(569df) High-Throughput Screening of the Second Coordination Sphere Effects in the MIL-100 Metal-Organic Framework for Methane Partial Oxidation

For single-site heterogeneous catalysts (SSHCs), the active-site consists of small metal clusters anchored to a solid support, thus generating unique ligand environments more commonly found in homogeneous catalysts. These ligand environments exhibit dynamic changes in composition and structure due to the exposed reaction conditions, with these changes defining and/or altering the catalytic performance of these materials. Presently, the rational design of SSHCs requires further insights into the relationship between the ligand environment and catalytic performance. One such SSHC is the metal node of the MIL-100 porous metal-organic framework (MOF), where divalent sites in tri-metal oxo centered (i.e., Fe(II)M(III)M(III)-O) node partially oxidizes methane into methanol.
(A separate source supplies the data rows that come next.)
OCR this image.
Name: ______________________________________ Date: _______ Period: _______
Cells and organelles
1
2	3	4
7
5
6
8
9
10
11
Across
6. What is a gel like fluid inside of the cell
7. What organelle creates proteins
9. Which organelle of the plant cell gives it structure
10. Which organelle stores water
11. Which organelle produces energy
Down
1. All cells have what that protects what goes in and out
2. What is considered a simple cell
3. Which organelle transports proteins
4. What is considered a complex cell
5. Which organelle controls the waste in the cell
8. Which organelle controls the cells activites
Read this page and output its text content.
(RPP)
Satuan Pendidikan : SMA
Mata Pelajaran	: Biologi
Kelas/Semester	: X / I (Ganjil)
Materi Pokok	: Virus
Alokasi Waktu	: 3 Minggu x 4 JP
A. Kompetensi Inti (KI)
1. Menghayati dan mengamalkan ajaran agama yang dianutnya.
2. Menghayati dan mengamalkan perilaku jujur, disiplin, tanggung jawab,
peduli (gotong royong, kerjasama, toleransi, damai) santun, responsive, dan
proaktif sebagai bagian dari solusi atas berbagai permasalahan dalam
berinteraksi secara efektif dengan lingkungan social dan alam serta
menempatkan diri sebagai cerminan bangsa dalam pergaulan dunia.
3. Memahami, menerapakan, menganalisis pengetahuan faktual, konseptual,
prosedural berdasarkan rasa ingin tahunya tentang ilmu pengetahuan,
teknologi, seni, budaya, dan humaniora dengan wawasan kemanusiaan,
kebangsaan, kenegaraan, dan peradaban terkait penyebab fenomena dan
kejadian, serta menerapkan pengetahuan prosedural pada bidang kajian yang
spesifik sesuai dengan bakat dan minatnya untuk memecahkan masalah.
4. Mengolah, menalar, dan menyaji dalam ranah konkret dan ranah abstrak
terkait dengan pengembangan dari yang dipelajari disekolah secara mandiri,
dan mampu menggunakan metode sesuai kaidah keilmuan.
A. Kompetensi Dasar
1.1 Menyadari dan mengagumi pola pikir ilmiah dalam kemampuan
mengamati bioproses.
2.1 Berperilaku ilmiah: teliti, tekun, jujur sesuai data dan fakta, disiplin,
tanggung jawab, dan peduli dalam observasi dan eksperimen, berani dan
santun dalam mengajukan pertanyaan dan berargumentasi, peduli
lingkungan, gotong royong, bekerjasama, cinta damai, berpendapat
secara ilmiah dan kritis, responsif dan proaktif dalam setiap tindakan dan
Prior work demonstrates how residual H₂O ligands anchored to the Fe(III) sites within MIL-100(Fe) indirectly alters the chemical reactivity of the Fe(II) site. With increasing H₂O content, a decrease in reactivity was observed experimentally and explained using quantum chemical calculations as the oxo formation energy decreasing (less stable) and the oxo formation transition state barrier increasing. Herein, these findings are extended to other potential residual ligands at the M(III) sites to understand the influence these ligands have on the Fe(II) site for methane partial oxidation. A structural library of different ligand environments is constructed from six different isostructural MOF variants and eight different ligands (e.g., H₂O, N₂O, CH₃OH, etc.). Using a high-throughput screening approach, the oxo formation, hydrogen atomic transfer (HAT), and methanol release energies are calculated using density functional theory (DFT). Molecular modeling demonstrates the sensitivity of the three key reaction steps as a function of the ligand environment of MIL-100(Fe), with the oxo formation energy exhibiting the largest sensitivity. These findings demonstrate the sensitive relationship between the ligand environment and catalytic performance of MOF-based SSHCs, and highlight the potential of tuning methane partial oxidation in MOFs through these indirect second sphere coordination effects.